Der Proviant: Nudelsalat, „Erdnusswatschen“ & der Plan mit den Läden
Bevor wir überhaupt einen Fuß auf die Strecke gesetzt hatten, war klar: Ohne richtig Mampf geht hier gar nix. Jonas hat einen Familien-Topf Nudelsalat zubereitet, und ich hatte meine berüchtigten „Erdnusswatschen“ im Gepäck – Wraps mit Erdnussbutter, Nutella, Obst und Nüssen. Klingt wild? Ist wild. Aber pures Energie-Gold.
Dazu noch Müsliriegel für den schnellen Zucker-Kick für die kleinen Pausen. Ursprünglich wollten wir ja unterwegs in Läden einkaufen – wir sind extra von Donnerstag auf Freitag gelaufen, damit alles offen ist. Am Ende haben wir: nichts nachgekauft. Null. Nada.

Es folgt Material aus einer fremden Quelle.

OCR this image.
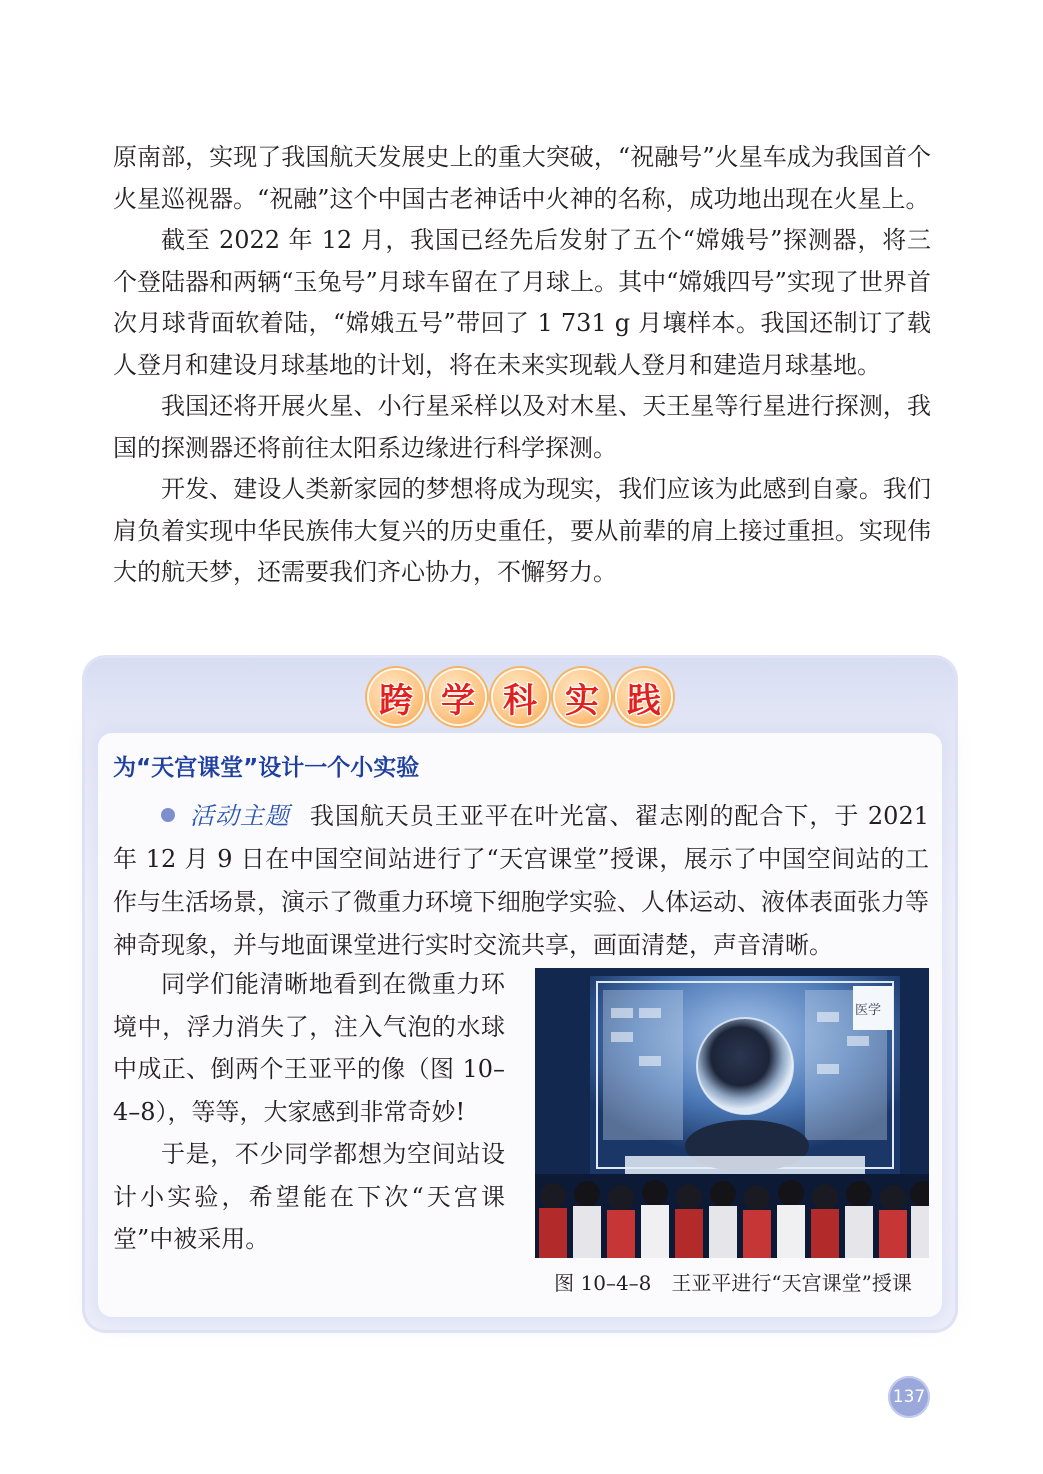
原南部，实现了我国航天发展史上的重大突破，“祝融号”火星车成为我国首个火星巡视器。“祝融”这个中国古老神话中火神的名称，成功地出现在火星上。

截至 2022 年 12 月，我国已经先后发射了五个“嫦娥号”探测器，将三个登陆器和两辆“玉兔号”月球车留在了月球上。其中“嫦娥四号”实现了世界首次月球背面软着陆，“嫦娥五号”带回了 1 731 g 月壤样本。我国还制订了载人登月和建设月球基地的计划，将在未来实现载人登月和建造月球基地。

我国还将开展火星、小行星采样以及对木星、天王星等行星进行探测，我国的探测器还将前往太阳系边缘进行科学探测。

开发、建设人类新家园的梦想将成为现实，我们应该为此感到自豪。我们肩负着实现中华民族伟大复兴的历史重任，要从前辈的肩上接过重担。实现伟大的航天梦，还需要我们齐心协力，不懈努力。

跨 学 科 实 践
为“天宫课堂”设计一个小实验

活动主题 我国航天员王亚平在叶光富、翟志刚的配合下，于 2021 年 12 月 9 日在中国空间站进行了“天宫课堂”授课，展示了中国空间站的工作与生活场景，演示了微重力环境下细胞学实验、人体运动、液体表面张力等神奇现象，并与地面课堂进行实时交流共享，画面清楚，声音清晰。

同学们能清晰地看到在微重力环境中，浮力消失了，注入气泡的水球中成正、倒两个王亚平的像（图 10–4–8），等等，大家感到非常奇妙!

于是，不少同学都想为空间站设计小实验，希望能在下次“天宫课堂”中被采用。

医学

图 10–4–8　王亚平进行“天宫课堂”授课

137
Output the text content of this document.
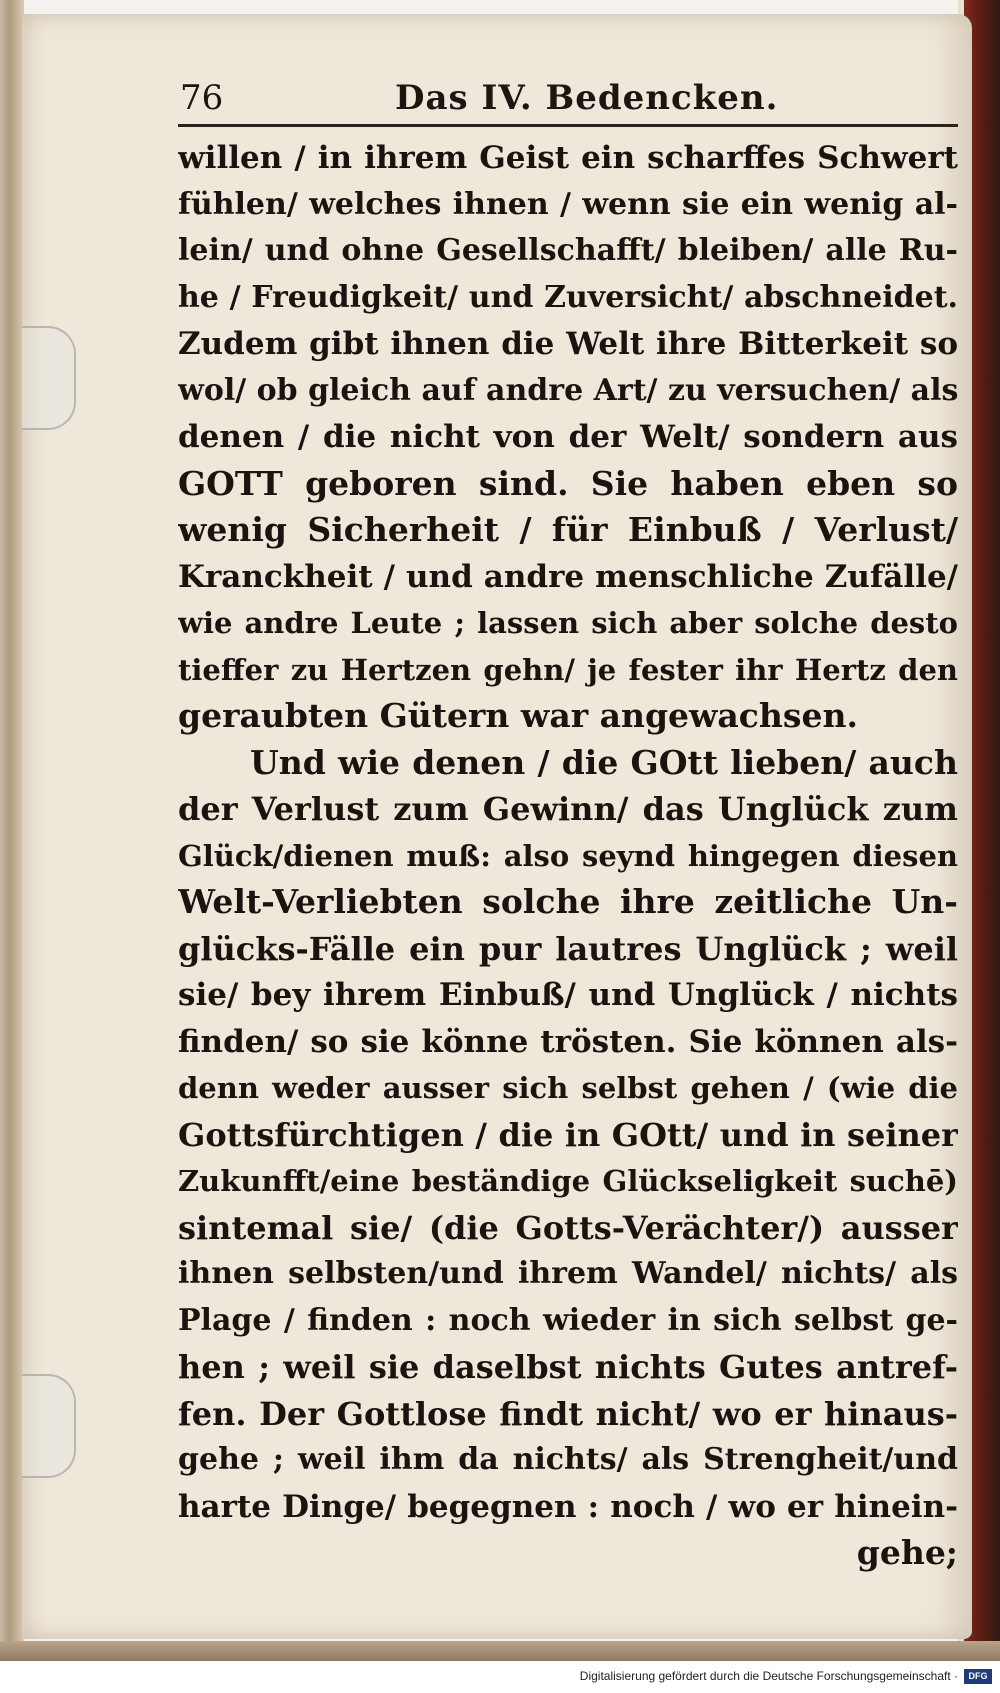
76	Das IV. Bedencken.
willen / in ihrem Geist ein scharffes Schwert
fühlen/ welches ihnen / wenn sie ein wenig al-
lein/ und ohne Gesellschafft/ bleiben/ alle Ru-
he / Freudigkeit/ und Zuversicht/ abschneidet.
Zudem gibt ihnen die Welt ihre Bitterkeit so
wol/ ob gleich auf andre Art/ zu versuchen/ als
denen / die nicht von der Welt/ sondern aus
GOTT geboren sind. Sie haben eben so
wenig Sicherheit / für Einbuß / Verlust/
Kranckheit / und andre menschliche Zufälle/
wie andre Leute ; lassen sich aber solche desto
tieffer zu Hertzen gehn/ je fester ihr Hertz den
geraubten Gütern war angewachsen.
Und wie denen / die GOtt lieben/ auch
der Verlust zum Gewinn/ das Unglück zum
Glück/dienen muß: also seynd hingegen diesen
Welt-Verliebten solche ihre zeitliche Un-
glücks-Fälle ein pur lautres Unglück ; weil
sie/ bey ihrem Einbuß/ und Unglück / nichts
finden/ so sie könne trösten. Sie können als-
denn weder ausser sich selbst gehen / (wie die
Gottsfürchtigen / die in GOtt/ und in seiner
Zukunfft/eine beständige Glückseligkeit suchē)
sintemal sie/ (die Gotts-Verächter/) ausser
ihnen selbsten/und ihrem Wandel/ nichts/ als
Plage / finden : noch wieder in sich selbst ge-
hen ; weil sie daselbst nichts Gutes antref-
fen. Der Gottlose findt nicht/ wo er hinaus-
gehe ; weil ihm da nichts/ als Strengheit/und
harte Dinge/ begegnen : noch / wo er hinein-
gehe;
Digitalisierung gefördert durch die Deutsche Forschungsgemeinschaft ·	DFG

Alles, was wir dabeihatten (plus eine kleine Café-Ausnahme mit süßem Stück), hat gereicht. Und bei 100 Kilometern darf man sich ja wohl was gönnen, oder?

Startschuss mit Verspätung und der erste Schmerz
Wir sind natürlich zu spät los. Weil: Wer ist bei so einem Wahnsinnsplan schon pünktlich? Der Zug war es zumindest nicht.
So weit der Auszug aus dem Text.